Unknown — "Marble portrait of a man from a funerary relief" (late 1st century BCE), public domain
Désir, signé de sa main
Sulpicia n’est pas seulement la seule poétesse romaine dont les œuvres nous sont parvenues sous son nom—c’est aussi une adolescente qui écrit sur le désir, le sexe, la rébellion. Ses vers vibrent d’urgence : elle veut, elle agit, elle ne s’excuse jamais.
Les femmes muettes de Rome, sa plume éclatante
La plupart des mots des femmes romaines étaient filtrés, quand ils n’étaient pas effacés. Mais les courts poèmes de Sulpicia tombaient comme des coups de tonnerre. Ils se sont glissés dans les recueils d’hommes comme Tibulle, trop puissants pour être ignorés, trop personnels pour être effacés.

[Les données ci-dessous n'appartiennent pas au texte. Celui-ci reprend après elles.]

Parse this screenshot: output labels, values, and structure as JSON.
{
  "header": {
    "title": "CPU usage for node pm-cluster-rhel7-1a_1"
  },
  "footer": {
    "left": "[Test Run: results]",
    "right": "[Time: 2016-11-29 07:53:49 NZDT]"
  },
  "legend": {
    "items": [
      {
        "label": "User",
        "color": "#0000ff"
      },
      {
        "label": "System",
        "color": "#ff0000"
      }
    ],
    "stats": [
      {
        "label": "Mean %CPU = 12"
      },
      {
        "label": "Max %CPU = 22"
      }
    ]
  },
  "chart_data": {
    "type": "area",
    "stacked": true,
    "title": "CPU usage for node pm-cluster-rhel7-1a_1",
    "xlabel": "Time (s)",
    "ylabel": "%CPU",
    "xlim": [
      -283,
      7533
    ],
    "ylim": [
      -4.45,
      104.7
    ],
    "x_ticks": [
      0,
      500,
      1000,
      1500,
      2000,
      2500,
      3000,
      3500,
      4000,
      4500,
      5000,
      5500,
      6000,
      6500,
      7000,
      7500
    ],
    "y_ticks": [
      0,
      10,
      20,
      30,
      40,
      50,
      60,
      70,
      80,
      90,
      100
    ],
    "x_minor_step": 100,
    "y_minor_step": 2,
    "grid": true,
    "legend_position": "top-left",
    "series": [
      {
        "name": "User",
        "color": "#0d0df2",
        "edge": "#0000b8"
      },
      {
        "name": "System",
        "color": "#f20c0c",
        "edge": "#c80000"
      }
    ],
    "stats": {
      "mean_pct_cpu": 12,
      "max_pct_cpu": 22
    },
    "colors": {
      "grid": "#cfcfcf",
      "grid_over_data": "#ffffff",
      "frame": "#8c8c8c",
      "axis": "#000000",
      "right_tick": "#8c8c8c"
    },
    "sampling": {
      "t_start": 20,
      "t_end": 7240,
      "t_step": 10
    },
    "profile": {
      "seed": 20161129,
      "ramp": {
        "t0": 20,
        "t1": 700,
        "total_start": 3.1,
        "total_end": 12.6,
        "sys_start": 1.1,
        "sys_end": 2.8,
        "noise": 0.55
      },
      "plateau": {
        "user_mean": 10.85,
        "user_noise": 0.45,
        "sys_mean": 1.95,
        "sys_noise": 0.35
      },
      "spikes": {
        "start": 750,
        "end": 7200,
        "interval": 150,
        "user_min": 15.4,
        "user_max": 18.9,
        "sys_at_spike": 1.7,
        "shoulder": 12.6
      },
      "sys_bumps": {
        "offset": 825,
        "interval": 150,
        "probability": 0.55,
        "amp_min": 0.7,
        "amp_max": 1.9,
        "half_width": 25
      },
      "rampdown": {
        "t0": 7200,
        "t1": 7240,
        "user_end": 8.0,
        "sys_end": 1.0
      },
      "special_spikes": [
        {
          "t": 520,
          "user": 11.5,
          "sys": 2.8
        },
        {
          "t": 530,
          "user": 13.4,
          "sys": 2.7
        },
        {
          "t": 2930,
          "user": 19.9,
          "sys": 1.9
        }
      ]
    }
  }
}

Sa défiance résonne encore
À travers scribes, censeurs et siècles, la voix de Sulpicia survit—insolente, jeune, indéniablement sienne. Dans un monde littéraire dominé par les hommes, elle a forcé le public à la regarder en face.
Les vers de Sulpicia brisent toutes les règles imposées aux femmes romaines. Dans une ville où la voix féminine était presque toujours effacée ou filtrée par des hommes, elle écrit sans détour sur ses désirs. Ses poèmes n’ont survécu que parce que les hommes ont essayé—et échoué—à les faire disparaître.